Work station 33 is a station for removal of meat or neck 39 from mounting spindle 40. There is also provided an opportunity to clean work station 33. Work station 34 is a loading station where neck 39 may be loaded onto their respective mounting spindles 40. Work station 35 is for application of jet 38 and in this station spindle 40 is rotated at high speed which is typically
1500 r.p.m. by suitable drive means (not shown). At work station 36, spindle 40 may be retracted through lower plate 41 of carousel 31 as shown, allowing neck 39 to be ejected from carousel 31 by appropriate means (not shown). When spindle 32 is oriented in a horizontal axis there is no need for a specific ejection means as is the case when spindle 32 occupies a vertical axis as in the former situation the neck 39 may fall away by gravity to be collected in a suitable receptacle (not shown) . Spindle 39 has a pointed or skewered end 42 and is mounted in bearing 43 as shown. It also has a base disc 44 which abuts the underside of plate 41 in work stations 33, 34 and 35. It also may have a top bearing assembly as shown in-FIG 1, which has not been shown for reasons of clarity.
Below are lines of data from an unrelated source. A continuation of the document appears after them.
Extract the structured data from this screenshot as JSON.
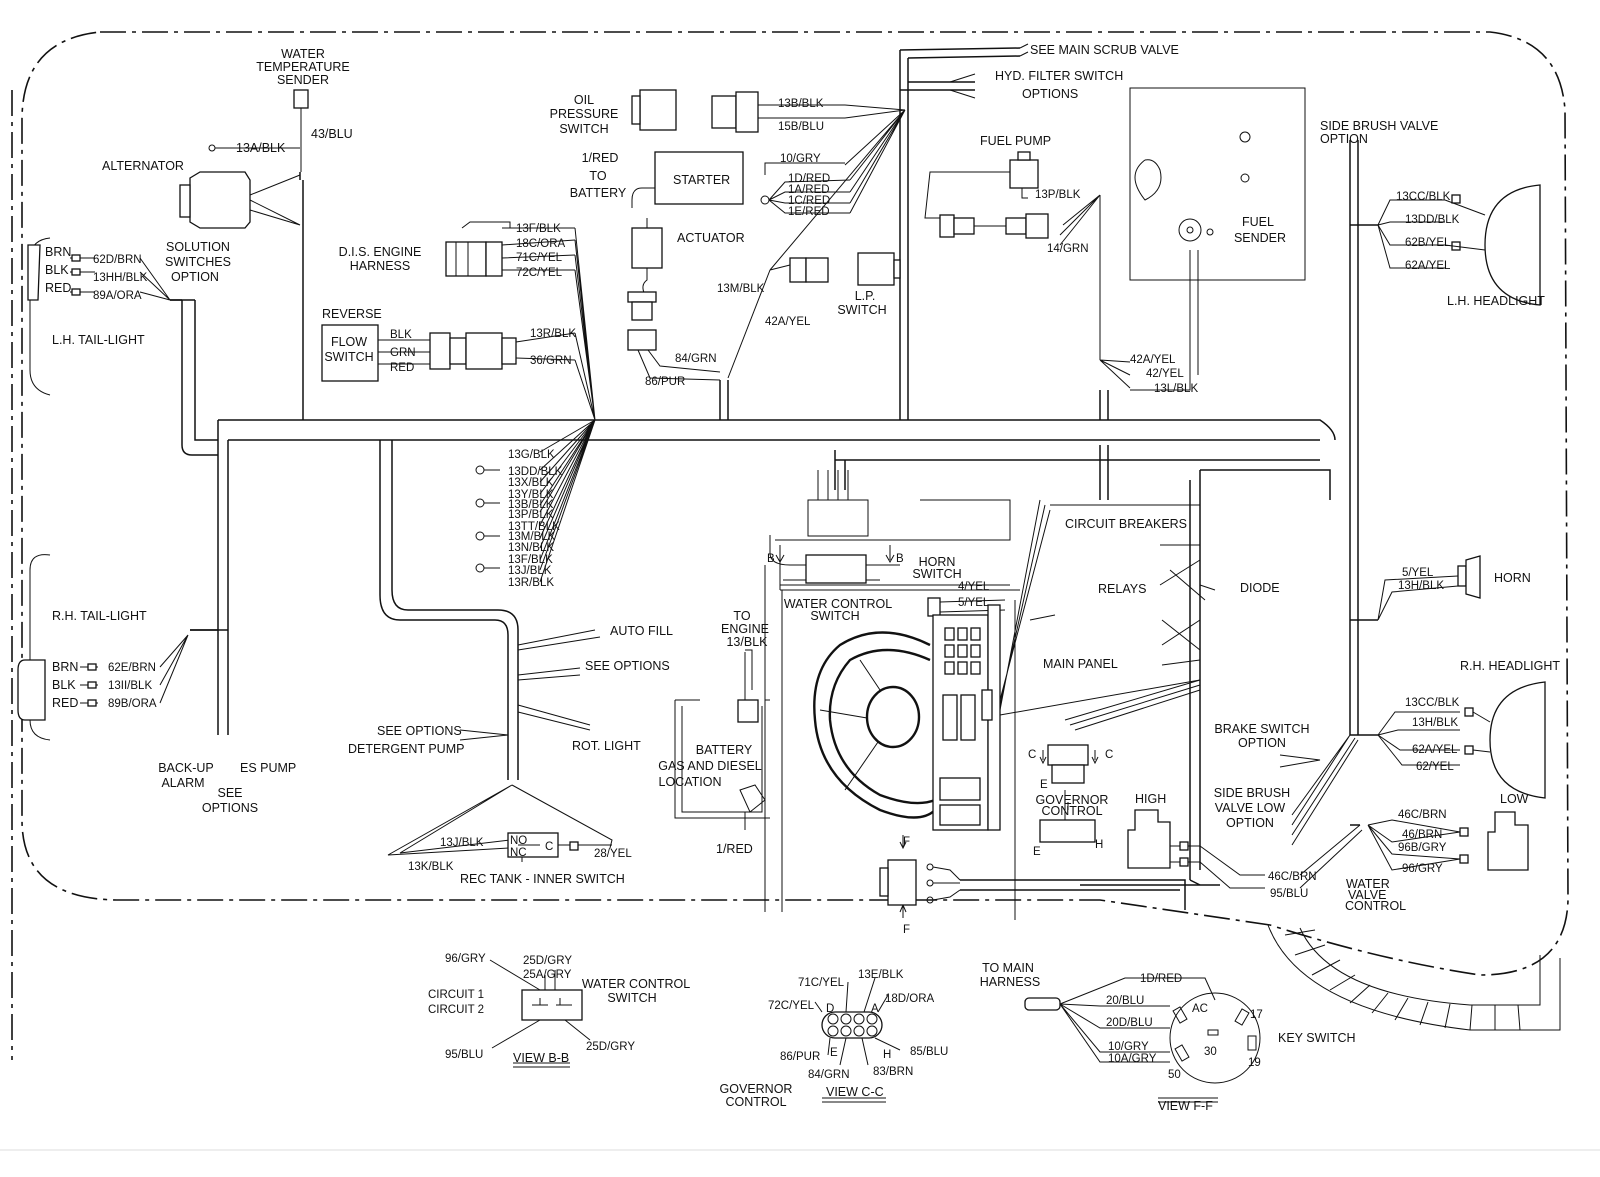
{
  "labels": {
    "water_temp_sender": [
      "WATER",
      "TEMPERATURE",
      "SENDER"
    ],
    "w_43blu": "43/BLU",
    "w_13ablk": "13A/BLK",
    "alternator": "ALTERNATOR",
    "lh_tail_brn": "BRN",
    "lh_tail_blk": "BLK",
    "lh_tail_red": "RED",
    "w_62dbrn": "62D/BRN",
    "w_13hhblk": "13HH/BLK",
    "w_89aora": "89A/ORA",
    "solution_switches": [
      "SOLUTION",
      "SWITCHES",
      "OPTION"
    ],
    "lh_tail_light": "L.H. TAIL-LIGHT",
    "dis_engine_harness": [
      "D.I.S. ENGINE",
      "HARNESS"
    ],
    "w_13fblk": "13F/BLK",
    "w_18cora": "18C/ORA",
    "w_71cyel": "71C/YEL",
    "w_72cyel": "72C/YEL",
    "reverse": "REVERSE",
    "flow_switch": [
      "FLOW",
      "SWITCH"
    ],
    "fs_blk": "BLK",
    "fs_grn": "GRN",
    "fs_red": "RED",
    "w_13rblk": "13R/BLK",
    "w_36grn": "36/GRN",
    "oil_pressure_switch": [
      "OIL",
      "PRESSURE",
      "SWITCH"
    ],
    "w_13bblk": "13B/BLK",
    "w_15bblu": "15B/BLU",
    "to_battery": [
      "1/RED",
      "TO",
      "BATTERY"
    ],
    "starter": "STARTER",
    "w_10gry": "10/GRY",
    "w_1dred": "1D/RED",
    "w_1ared": "1A/RED",
    "w_1cred": "1C/RED",
    "w_1ered": "1E/RED",
    "actuator": "ACTUATOR",
    "w_13mblk": "13M/BLK",
    "w_42ayel": "42A/YEL",
    "lp_switch": [
      "L.P.",
      "SWITCH"
    ],
    "w_84grn": "84/GRN",
    "w_86pur": "86/PUR",
    "see_main_scrub_valve": "SEE MAIN SCRUB VALVE",
    "hyd_filter_switch": "HYD. FILTER SWITCH",
    "options": "OPTIONS",
    "fuel_pump": "FUEL PUMP",
    "w_13pblk": "13P/BLK",
    "w_14grn": "14/GRN",
    "fuel_sender": [
      "FUEL",
      "SENDER"
    ],
    "w_42ayel_b": "42A/YEL",
    "w_42yel": "42/YEL",
    "w_13lblk": "13L/BLK",
    "side_brush_valve": [
      "SIDE BRUSH  VALVE",
      "OPTION"
    ],
    "w_13ccblk": "13CC/BLK",
    "w_13ddblk": "13DD/BLK",
    "w_62byel": "62B/YEL",
    "w_62ayel": "62A/YEL",
    "lh_headlight": "L.H. HEADLIGHT",
    "ground_wires": [
      "13G/BLK",
      "13DD/BLK",
      "13X/BLK",
      "13Y/BLK",
      "13B/BLK",
      "13P/BLK",
      "13TT/BLK",
      "13M/BLK",
      "13N/BLK",
      "13F/BLK",
      "13J/BLK",
      "13R/BLK"
    ],
    "rh_tail_light": "R.H. TAIL-LIGHT",
    "rh_tail_brn": "BRN",
    "rh_tail_blk": "BLK",
    "rh_tail_red": "RED",
    "w_62ebrn": "62E/BRN",
    "w_13iiblk": "13II/BLK",
    "w_89bora": "89B/ORA",
    "back_up_alarm": [
      "BACK-UP",
      "ALARM"
    ],
    "es_pump": "ES PUMP",
    "see_options_es": [
      "SEE",
      "OPTIONS"
    ],
    "auto_fill": "AUTO FILL",
    "see_options_mid": "SEE OPTIONS",
    "see_options_left": "SEE OPTIONS",
    "detergent_pump": "DETERGENT PUMP",
    "rot_light": "ROT. LIGHT",
    "w_13jblk": "13J/BLK",
    "w_13kblk": "13K/BLK",
    "no": "NO",
    "nc": "NC",
    "c": "C",
    "w_28yel": "28/YEL",
    "rec_tank_switch": "REC TANK - INNER SWITCH",
    "to_engine": [
      "TO",
      "ENGINE",
      "13/BLK"
    ],
    "battery_location": [
      "BATTERY",
      "GAS AND DIESEL",
      "LOCATION"
    ],
    "w_1red": "1/RED",
    "water_control_switch": [
      "WATER CONTROL",
      "SWITCH"
    ],
    "horn_switch": [
      "HORN",
      "SWITCH"
    ],
    "w_4yel": "4/YEL",
    "w_5yel": "5/YEL",
    "circuit_breakers": "CIRCUIT BREAKERS",
    "relays": "RELAYS",
    "diode": "DIODE",
    "main_panel": "MAIN PANEL",
    "governor_control": [
      "GOVERNOR",
      "CONTROL"
    ],
    "gov_c_left": "C",
    "gov_c_right": "C",
    "gov_e": "E",
    "gov_e2": "E",
    "gov_h": "H",
    "high": "HIGH",
    "low": "LOW",
    "brake_switch": [
      "BRAKE  SWITCH",
      "OPTION"
    ],
    "side_brush_valve_low": [
      "SIDE BRUSH",
      "VALVE LOW",
      "OPTION"
    ],
    "w_5yel_h": "5/YEL",
    "w_13hblk_h": "13H/BLK",
    "horn": "HORN",
    "rh_headlight": "R.H. HEADLIGHT",
    "w_13ccblk_r": "13CC/BLK",
    "w_13hblk_r": "13H/BLK",
    "w_62ayel_r": "62A/YEL",
    "w_62yel_r": "62/YEL",
    "w_46cbrn": "46C/BRN",
    "w_46brn": "46/BRN",
    "w_96bgry": "96B/GRY",
    "w_96gry": "96/GRY",
    "w_46cbrn_b": "46C/BRN",
    "w_95blu": "95/BLU",
    "water_valve_control": [
      "WATER",
      "VALVE",
      "CONTROL"
    ],
    "b_left": "B",
    "b_right": "B",
    "f_top": "F",
    "f_bottom": "F",
    "view_bb": {
      "w_96gry": "96/GRY",
      "w_25dgry": "25D/GRY",
      "w_25agry": "25A/GRY",
      "circuit1": "CIRCUIT 1",
      "circuit2": "CIRCUIT 2",
      "w_95blu": "95/BLU",
      "w_25dgry_b": "25D/GRY",
      "water_control_switch": [
        "WATER CONTROL",
        "SWITCH"
      ],
      "title": "VIEW B-B"
    },
    "view_cc": {
      "w_71cyel": "71C/YEL",
      "w_13eblk": "13E/BLK",
      "w_18dora": "18D/ORA",
      "w_72cyel": "72C/YEL",
      "d": "D",
      "a": "A",
      "e": "E",
      "h": "H",
      "w_86pur": "86/PUR",
      "w_85blu": "85/BLU",
      "w_84grn": "84/GRN",
      "w_83brn": "83/BRN",
      "governor_control": [
        "GOVERNOR",
        "CONTROL"
      ],
      "title": "VIEW C-C"
    },
    "view_ff": {
      "to_main_harness": [
        "TO MAIN",
        "HARNESS"
      ],
      "w_1dred": "1D/RED",
      "w_20blu": "20/BLU",
      "w_20dblu": "20D/BLU",
      "w_10gry": "10/GRY",
      "w_10agry": "10A/GRY",
      "ac": "AC",
      "n17": "17",
      "n30": "30",
      "n19": "19",
      "n50": "50",
      "key_switch": "KEY SWITCH",
      "title": "VIEW F-F"
    }
  }
}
In FIG 5, there is shown an arrangement for the stripping of meat from necks 26, which are split before being mounted on a disc assembly 45 as shown. Water jet 46 is also shown and it will be appreciated that two or more jets may be utilized for high production rates if necessary. Disc 45 has central boss 47 and peripheral lip
48 for releasably retaining the half necks 26 as shown.
Disc 45 is mounted on central drive spindle 49 and there is also shown bearing assembly 50. Necks 26 may be loaded or unloaded from disc assembly 45 when required.
It will also be appreciated that the invention also includes within its scope multiple assemblies of the unit assemblies shown in FIGS 1-5 for obtaining of higher production rates when required.